Both are optimistic. We expect growth to moderate to 8.3 per cent in the coming financial year on the back of rising interest rates. Slowing growth and the absence of one-off gains make the fiscal deficit target of 4.6 per cent of GDP a challenging one. We expect the fiscal deficit to settle at five per cent of GDP in 2011-12, which is somewhat higher than the targeted 4.6 per cent.

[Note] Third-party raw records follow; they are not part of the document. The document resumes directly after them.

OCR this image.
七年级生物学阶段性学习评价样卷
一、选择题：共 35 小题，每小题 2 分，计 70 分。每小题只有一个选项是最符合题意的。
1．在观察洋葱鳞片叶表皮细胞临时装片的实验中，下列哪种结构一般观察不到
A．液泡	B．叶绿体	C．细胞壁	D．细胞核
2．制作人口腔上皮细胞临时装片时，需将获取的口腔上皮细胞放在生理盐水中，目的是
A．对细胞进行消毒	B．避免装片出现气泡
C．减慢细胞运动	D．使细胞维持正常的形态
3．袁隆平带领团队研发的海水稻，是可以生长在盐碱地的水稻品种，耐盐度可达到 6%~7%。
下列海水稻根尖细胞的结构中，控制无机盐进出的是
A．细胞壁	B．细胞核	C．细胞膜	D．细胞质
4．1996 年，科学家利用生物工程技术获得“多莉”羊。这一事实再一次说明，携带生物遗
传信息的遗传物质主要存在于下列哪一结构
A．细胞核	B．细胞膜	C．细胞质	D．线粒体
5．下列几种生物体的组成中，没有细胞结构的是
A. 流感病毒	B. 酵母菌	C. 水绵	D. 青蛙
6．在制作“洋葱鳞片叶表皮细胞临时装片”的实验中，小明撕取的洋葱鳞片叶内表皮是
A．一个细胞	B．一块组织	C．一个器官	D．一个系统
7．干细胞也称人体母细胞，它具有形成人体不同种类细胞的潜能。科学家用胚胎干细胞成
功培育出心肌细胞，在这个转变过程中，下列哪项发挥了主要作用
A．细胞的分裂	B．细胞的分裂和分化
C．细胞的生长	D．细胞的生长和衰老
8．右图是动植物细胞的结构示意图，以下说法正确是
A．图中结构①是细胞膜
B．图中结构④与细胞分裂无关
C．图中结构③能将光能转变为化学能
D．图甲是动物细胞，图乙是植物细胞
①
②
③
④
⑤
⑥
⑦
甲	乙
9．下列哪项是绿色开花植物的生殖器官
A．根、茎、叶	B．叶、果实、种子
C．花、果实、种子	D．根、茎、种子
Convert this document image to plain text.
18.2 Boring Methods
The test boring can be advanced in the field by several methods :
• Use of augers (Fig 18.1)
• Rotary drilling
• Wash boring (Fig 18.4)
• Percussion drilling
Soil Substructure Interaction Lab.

The recent spike in inflation was triggered by food items. Initiating agricultural reforms is critical to addressing this problem, by stepping up the supply of agricultural products. The Budget does take some small steps in this direction. Additional market reforms (including the opening up of retail to foreign direct investment), and steps towards productivity-enhancing measures, would have gone a long way towards controlling food prices that threaten to remain elevated over the medium term.
Raising the limits on foreign participation in infrastructure companies’ long-term bonds by $20 billion is a positive move. Encouraging these investments will improve the composition of foreign inflows (from volatile short-term to more stable long-term) while attracting the much-needed money into the infrastructure sector.
On the financial inclusion front, the Budget extended the flagship NREGA programme and introduced the Food Security Bill. Steps towards improved monitoring of outcomes and dovetailing this initiative with activities that create durable infrastructure in agriculture would have multiplied the programme’s impact. On the whole, the Budget has something for everyone, but the dominant focus is rural.